A acusação contra ele era de “abuso de informação qualificada”. Este homem, trabalhando como advogado e assessor jurídico com acesso a informações bancárias e financeiras reservadas, tinha-se aproveitado dos seus conhecimentos para fazer compras e vendas. E, sendo secretas, eram também descaradas.
Isto, claro, metia uns amigaços na história que agora não convinha reconhecer. Por exemplo, a relação com um tal Gonçalo. “Amistad, ninguna”. Ao Gonçalo tinha-o visto quatro ou cinco vezes em cinco anos. E com o Francisco ainda menos, duas ou três numa vida inteira. Quer dizer, “é verdade que a mãe do Gonçalo é prima da minha mãe, mas elas não têm relação nenhuma”.
Coisas neste grau de desprendimento é que fazem fortunas na banca, não acham? E como é que ele mexia nas acções?
- Se baixa, vendo. Vejo até quanto é que posso ganhar, explicava o homem.
- Mas aqueles relatórios estratégicos do banco quando é que eram publicados? Como é que explica então que a sua compra tenha sido a 10 de Fevereiro?, perguntava-lhe o procurador, quando
é que deu ordens para vender as acções do BPI?
- Eu ajo sempre assim: ou estou ou não estou. Nunca fico só com uma parte.
- Quando é que teve conhecimento da OPA?
- Pela rádio.
- A questão aqui é ter adquirido as acções sete dias antes da OPA. E depois as ter vendido.

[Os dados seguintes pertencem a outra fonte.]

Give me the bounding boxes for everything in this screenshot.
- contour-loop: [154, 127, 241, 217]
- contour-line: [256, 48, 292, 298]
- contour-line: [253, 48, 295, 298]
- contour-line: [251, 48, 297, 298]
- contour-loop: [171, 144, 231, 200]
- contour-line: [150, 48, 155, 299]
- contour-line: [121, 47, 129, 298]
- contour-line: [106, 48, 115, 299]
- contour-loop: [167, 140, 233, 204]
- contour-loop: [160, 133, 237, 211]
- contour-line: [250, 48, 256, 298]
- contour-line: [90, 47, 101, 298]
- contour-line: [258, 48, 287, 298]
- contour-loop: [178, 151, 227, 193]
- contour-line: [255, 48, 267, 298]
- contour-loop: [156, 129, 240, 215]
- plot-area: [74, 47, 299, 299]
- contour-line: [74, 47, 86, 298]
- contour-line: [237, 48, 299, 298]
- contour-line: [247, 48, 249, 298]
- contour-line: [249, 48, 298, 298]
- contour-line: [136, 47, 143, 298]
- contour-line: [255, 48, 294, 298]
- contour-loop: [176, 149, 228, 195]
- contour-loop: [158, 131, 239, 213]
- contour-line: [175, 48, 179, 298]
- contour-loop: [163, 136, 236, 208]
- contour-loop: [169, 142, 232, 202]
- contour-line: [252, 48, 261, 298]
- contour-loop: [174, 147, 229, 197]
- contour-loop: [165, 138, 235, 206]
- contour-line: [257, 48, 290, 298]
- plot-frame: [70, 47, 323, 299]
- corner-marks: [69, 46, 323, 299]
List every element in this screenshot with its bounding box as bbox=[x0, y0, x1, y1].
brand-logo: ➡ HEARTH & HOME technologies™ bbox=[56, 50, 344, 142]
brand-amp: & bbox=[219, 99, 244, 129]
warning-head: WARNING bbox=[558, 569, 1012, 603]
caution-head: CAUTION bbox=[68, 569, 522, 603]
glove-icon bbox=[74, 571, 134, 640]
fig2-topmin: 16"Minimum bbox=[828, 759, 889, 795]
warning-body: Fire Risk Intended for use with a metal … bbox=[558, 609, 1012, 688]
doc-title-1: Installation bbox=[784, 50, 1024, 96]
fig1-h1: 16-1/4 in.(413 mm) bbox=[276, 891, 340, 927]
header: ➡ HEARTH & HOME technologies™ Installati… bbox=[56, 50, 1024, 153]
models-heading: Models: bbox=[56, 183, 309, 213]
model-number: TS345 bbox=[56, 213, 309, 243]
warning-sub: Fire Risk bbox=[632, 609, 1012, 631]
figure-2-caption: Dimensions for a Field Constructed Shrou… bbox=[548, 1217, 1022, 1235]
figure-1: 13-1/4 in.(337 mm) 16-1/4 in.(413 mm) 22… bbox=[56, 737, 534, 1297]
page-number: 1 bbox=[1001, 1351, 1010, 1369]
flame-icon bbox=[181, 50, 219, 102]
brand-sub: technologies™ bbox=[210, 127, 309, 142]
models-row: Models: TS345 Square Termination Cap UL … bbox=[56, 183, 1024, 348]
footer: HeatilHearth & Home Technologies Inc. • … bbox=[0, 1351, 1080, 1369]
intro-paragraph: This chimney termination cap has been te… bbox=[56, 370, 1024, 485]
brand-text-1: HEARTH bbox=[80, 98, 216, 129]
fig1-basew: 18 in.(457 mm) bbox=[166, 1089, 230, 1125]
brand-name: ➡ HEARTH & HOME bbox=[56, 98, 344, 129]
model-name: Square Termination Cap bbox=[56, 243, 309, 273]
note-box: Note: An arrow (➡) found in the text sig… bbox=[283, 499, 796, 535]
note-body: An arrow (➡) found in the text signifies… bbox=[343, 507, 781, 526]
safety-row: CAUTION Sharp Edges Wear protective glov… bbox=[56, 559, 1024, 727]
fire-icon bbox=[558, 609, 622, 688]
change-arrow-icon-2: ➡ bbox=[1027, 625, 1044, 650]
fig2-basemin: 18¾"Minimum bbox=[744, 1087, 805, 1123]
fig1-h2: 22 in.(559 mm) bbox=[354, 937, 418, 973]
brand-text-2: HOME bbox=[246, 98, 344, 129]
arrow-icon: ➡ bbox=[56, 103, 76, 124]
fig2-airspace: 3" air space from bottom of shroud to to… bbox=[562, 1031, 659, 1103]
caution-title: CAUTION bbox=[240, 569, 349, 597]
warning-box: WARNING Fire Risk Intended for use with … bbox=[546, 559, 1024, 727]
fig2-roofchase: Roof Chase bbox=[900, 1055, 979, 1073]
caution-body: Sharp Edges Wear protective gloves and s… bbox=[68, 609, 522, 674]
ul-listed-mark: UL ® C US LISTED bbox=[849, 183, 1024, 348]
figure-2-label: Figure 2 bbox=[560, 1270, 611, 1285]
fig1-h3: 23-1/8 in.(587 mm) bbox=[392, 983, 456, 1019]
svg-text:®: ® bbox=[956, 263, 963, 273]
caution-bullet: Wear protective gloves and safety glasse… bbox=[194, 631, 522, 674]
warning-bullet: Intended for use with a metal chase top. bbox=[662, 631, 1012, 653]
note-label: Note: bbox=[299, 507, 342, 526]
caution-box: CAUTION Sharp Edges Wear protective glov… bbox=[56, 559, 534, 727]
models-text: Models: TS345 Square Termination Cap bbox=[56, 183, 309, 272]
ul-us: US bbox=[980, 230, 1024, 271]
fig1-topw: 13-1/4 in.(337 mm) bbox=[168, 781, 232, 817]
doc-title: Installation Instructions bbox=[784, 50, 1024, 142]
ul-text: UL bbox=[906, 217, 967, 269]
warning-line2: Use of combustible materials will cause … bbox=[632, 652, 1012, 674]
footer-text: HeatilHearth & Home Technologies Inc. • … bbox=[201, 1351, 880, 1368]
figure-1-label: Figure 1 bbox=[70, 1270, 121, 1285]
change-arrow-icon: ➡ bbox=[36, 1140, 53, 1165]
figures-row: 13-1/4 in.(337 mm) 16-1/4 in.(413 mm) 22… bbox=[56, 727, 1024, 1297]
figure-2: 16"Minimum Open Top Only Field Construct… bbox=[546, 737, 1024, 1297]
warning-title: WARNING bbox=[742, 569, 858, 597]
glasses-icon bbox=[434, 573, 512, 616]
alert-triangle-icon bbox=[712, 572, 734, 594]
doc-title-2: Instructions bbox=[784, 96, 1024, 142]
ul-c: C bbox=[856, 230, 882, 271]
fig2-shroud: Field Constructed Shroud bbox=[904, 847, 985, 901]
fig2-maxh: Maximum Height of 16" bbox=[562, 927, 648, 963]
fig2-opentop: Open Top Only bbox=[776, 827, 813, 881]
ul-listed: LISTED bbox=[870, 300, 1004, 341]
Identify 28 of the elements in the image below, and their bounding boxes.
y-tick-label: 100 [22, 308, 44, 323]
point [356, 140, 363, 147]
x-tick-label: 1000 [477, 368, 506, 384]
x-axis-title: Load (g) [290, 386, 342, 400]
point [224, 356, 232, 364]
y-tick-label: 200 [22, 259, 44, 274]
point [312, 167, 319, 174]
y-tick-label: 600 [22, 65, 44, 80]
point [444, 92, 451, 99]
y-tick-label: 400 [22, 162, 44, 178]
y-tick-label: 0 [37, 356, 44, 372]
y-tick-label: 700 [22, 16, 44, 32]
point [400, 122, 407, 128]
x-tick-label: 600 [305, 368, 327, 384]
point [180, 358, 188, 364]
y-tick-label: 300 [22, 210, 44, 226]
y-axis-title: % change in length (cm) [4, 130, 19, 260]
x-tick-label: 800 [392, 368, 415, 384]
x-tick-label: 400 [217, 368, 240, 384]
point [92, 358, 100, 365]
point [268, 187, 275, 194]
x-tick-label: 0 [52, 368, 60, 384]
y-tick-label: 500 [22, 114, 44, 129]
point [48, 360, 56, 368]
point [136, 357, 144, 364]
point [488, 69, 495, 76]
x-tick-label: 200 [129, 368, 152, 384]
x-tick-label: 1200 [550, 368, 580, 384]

Em resumo, este senhor, beneficiando de segredos internos, de um dia para o outro, sem saber ler nem escrever, como diz o povo, ganhou 40 mil euros. Sem fazer nenhum. Quer dizer, claro que sabe ler este mundo e há pelo menos outra coisa que sabe: praticar crimes de colarinho branco.
De pequenino se torce o corruptinho. É das elites que sai a maior ralé.